At www.innovation.lu.se, inventors can find important information on how to protect new ideas and avoid problems. For example, a section reads:
“Are you publishing your findings? It might seem … an odd question, but in order to be patented the invention must be new in relation to what is generally available on the day the patent application is submitted. This means that patents cannot be granted for published research findings. Remember to contact us before publishing!”
"Founded in 1666, Lund University is one of the most innovative universities in Sweden."
LU Innovation also assists in novelty searches, patent application guidelines, and will help cover costs of drawing up and registering a first patent application. This work resulted in 18 patent applications (12 of which are Patent Cooperation Treaty applications based on earlier priority) in 2016.
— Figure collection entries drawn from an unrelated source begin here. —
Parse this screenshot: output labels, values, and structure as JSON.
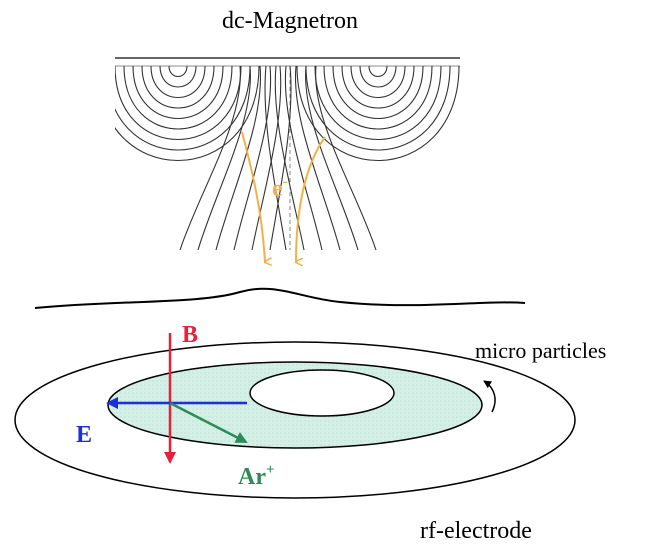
{
  "title": "dc-Magnetron",
  "labels": {
    "electron": {
      "text": "e",
      "sup": "-"
    },
    "b_field": "B",
    "e_field": "E",
    "argon": {
      "text": "Ar",
      "sup": "+"
    },
    "particles": "micro particles",
    "electrode": "rf-electrode"
  }
}
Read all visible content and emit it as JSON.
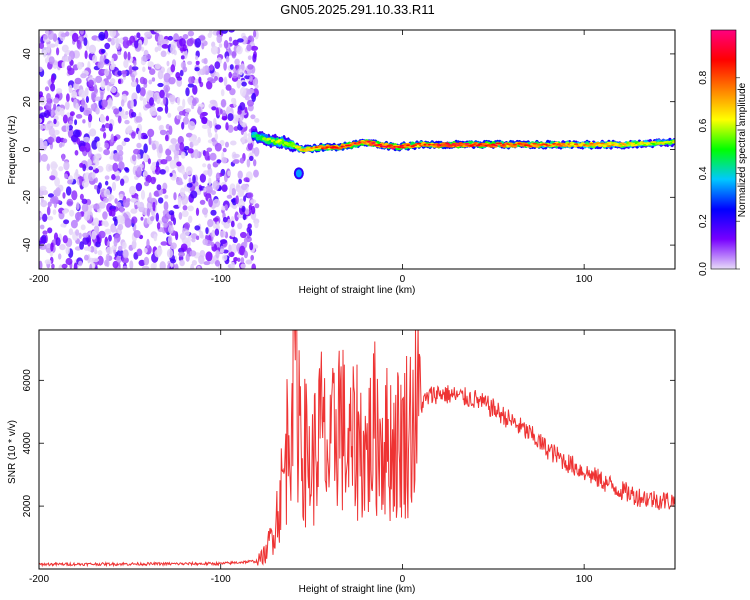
{
  "figure_title": "GN05.2025.291.10.33.R11",
  "chart_data": [
    {
      "type": "heatmap",
      "title": "",
      "xlabel": "Height of straight line (km)",
      "ylabel": "Frequency (Hz)",
      "xlim": [
        -200,
        150
      ],
      "ylim": [
        -50,
        50
      ],
      "xticks": [
        -200,
        -100,
        0,
        100
      ],
      "yticks": [
        -40,
        -20,
        0,
        20,
        40
      ],
      "colorbar": {
        "label": "Normalized spectral amplitude",
        "range": [
          0,
          1
        ],
        "ticks": [
          0.0,
          0.2,
          0.4,
          0.6,
          0.8
        ],
        "colormap": [
          "#e8dcf8",
          "#7700ff",
          "#0000ff",
          "#00c8ff",
          "#00ff00",
          "#ffff00",
          "#ff8000",
          "#ff0000",
          "#ff0080"
        ]
      },
      "noise_region_km": [
        -200,
        -80
      ],
      "band": [
        {
          "x": -82,
          "f": 6,
          "amp": 0.45
        },
        {
          "x": -75,
          "f": 4,
          "amp": 0.55
        },
        {
          "x": -65,
          "f": 3,
          "amp": 0.6
        },
        {
          "x": -55,
          "f": 0,
          "amp": 0.7
        },
        {
          "x": -45,
          "f": 1,
          "amp": 0.8
        },
        {
          "x": -35,
          "f": 1,
          "amp": 0.85
        },
        {
          "x": -20,
          "f": 3,
          "amp": 0.85
        },
        {
          "x": -5,
          "f": 1,
          "amp": 0.9
        },
        {
          "x": 10,
          "f": 2,
          "amp": 0.8
        },
        {
          "x": 30,
          "f": 2,
          "amp": 0.9
        },
        {
          "x": 60,
          "f": 2,
          "amp": 0.85
        },
        {
          "x": 90,
          "f": 2,
          "amp": 0.75
        },
        {
          "x": 120,
          "f": 2,
          "amp": 0.7
        },
        {
          "x": 150,
          "f": 3,
          "amp": 0.6
        }
      ],
      "secondary_blob": {
        "x": -57,
        "f": -10,
        "amp": 0.35
      }
    },
    {
      "type": "line",
      "title": "",
      "xlabel": "Height of straight line (km)",
      "ylabel": "SNR (10 * v/v)",
      "xlim": [
        -200,
        150
      ],
      "ylim": [
        0,
        7600
      ],
      "xticks": [
        -200,
        -100,
        0,
        100
      ],
      "yticks": [
        2000,
        4000,
        6000
      ],
      "series": [
        {
          "name": "SNR",
          "color": "#ee3333",
          "x": [
            -200,
            -150,
            -100,
            -80,
            -75,
            -70,
            -65,
            -62,
            -60,
            -55,
            -50,
            -45,
            -40,
            -35,
            -30,
            -25,
            -20,
            -15,
            -10,
            -5,
            0,
            5,
            10,
            15,
            20,
            30,
            40,
            50,
            60,
            70,
            80,
            90,
            100,
            110,
            120,
            130,
            140,
            150
          ],
          "y": [
            150,
            160,
            170,
            250,
            500,
            1500,
            3000,
            5000,
            7500,
            4000,
            3200,
            4500,
            3300,
            5200,
            3500,
            4200,
            3600,
            4500,
            4000,
            4000,
            4100,
            4700,
            5200,
            5500,
            5600,
            5500,
            5400,
            5100,
            4700,
            4300,
            3800,
            3400,
            3100,
            2800,
            2500,
            2300,
            2200,
            2150
          ]
        }
      ]
    }
  ]
}
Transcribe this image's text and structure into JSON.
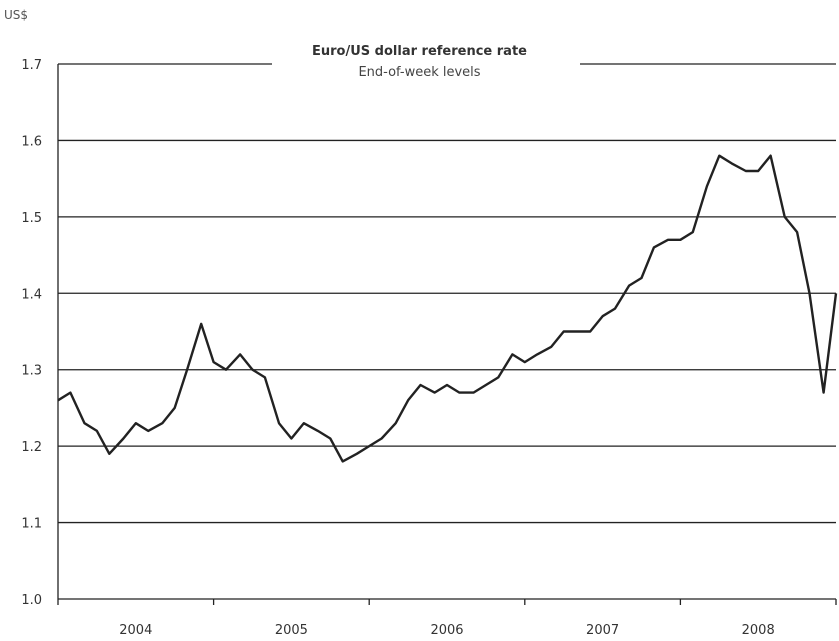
{
  "chart_data": {
    "type": "line",
    "title": "Euro/US dollar reference rate",
    "subtitle": "End-of-week levels",
    "ylabel": "US$",
    "xlabel": "",
    "ylim": [
      1.0,
      1.7
    ],
    "yticks": [
      "1.0",
      "1.1",
      "1.2",
      "1.3",
      "1.4",
      "1.5",
      "1.6",
      "1.7"
    ],
    "xlim": [
      2004.0,
      2009.0
    ],
    "xticks": [
      "2004",
      "2005",
      "2006",
      "2007",
      "2008"
    ],
    "grid": "horizontal",
    "legend": "none",
    "line_color": "#222222",
    "series": [
      {
        "x": [
          2004.0,
          2004.08,
          2004.17,
          2004.25,
          2004.33,
          2004.42,
          2004.5,
          2004.58,
          2004.67,
          2004.75,
          2004.83,
          2004.92,
          2005.0,
          2005.08,
          2005.17,
          2005.25,
          2005.33,
          2005.42,
          2005.5,
          2005.58,
          2005.67,
          2005.75,
          2005.83,
          2005.92,
          2006.0,
          2006.08,
          2006.17,
          2006.25,
          2006.33,
          2006.42,
          2006.5,
          2006.58,
          2006.67,
          2006.75,
          2006.83,
          2006.92,
          2007.0,
          2007.08,
          2007.17,
          2007.25,
          2007.33,
          2007.42,
          2007.5,
          2007.58,
          2007.67,
          2007.75,
          2007.83,
          2007.92,
          2008.0,
          2008.08,
          2008.17,
          2008.25,
          2008.33,
          2008.42,
          2008.5,
          2008.58,
          2008.67,
          2008.75,
          2008.83,
          2008.92,
          2009.0
        ],
        "y": [
          1.26,
          1.27,
          1.23,
          1.22,
          1.19,
          1.21,
          1.23,
          1.22,
          1.23,
          1.25,
          1.3,
          1.36,
          1.31,
          1.3,
          1.32,
          1.3,
          1.29,
          1.23,
          1.21,
          1.23,
          1.22,
          1.21,
          1.18,
          1.19,
          1.2,
          1.21,
          1.23,
          1.26,
          1.28,
          1.27,
          1.28,
          1.27,
          1.27,
          1.28,
          1.29,
          1.32,
          1.31,
          1.32,
          1.33,
          1.35,
          1.35,
          1.35,
          1.37,
          1.38,
          1.41,
          1.42,
          1.46,
          1.47,
          1.47,
          1.48,
          1.54,
          1.58,
          1.57,
          1.56,
          1.56,
          1.58,
          1.5,
          1.48,
          1.4,
          1.27,
          1.4
        ]
      }
    ]
  }
}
Lund University is member of the Association of Swedish Higher Education, which provides “Principles for intellectual property management in research agreements”. Paragraph 2 states that:
“Agreements may not restrict the right to free publication of the university’s research findings ... However, a certain delay may be reasonable in some cases. Publication of results should be delayed by a maximum of one month to allow other parties to the agreement to ensure that the publication does not contain information that is agreed to be secret and with a further three months to allow for intellectual property protection.”
The Swedish government is aware of the problems relating to official research work in combination with protection of IP rights.
“Sweden will be one of the world’s leading research and innovation countries, and then Swedish universities and colleges must be attractive partners for companies and international players in innovation. Therefore, we need to review whether protection for research results needs to be strengthened,” said Helene Hellmark Knutsson, minister of higher education and research, in a press release of March 27, 2017, announcing that she has instructed special investigator Sigurd Heuman to carry out a review of the protection of research results.
The investigator will examine whether there should be increased opportunities for confidentiality of research results until publication or the results that are protected by IP, and analyse whether there is a need to further protect information about business relationships, inventions or research results submitted in an application for research funding to an authority. A report is expected by December 29, 2017.
In the meantime, work at Swedish universities is going on as usual, with the hope of resulting in new scientific discoveries, business cooperations, Nobel prizes and strong patent protection.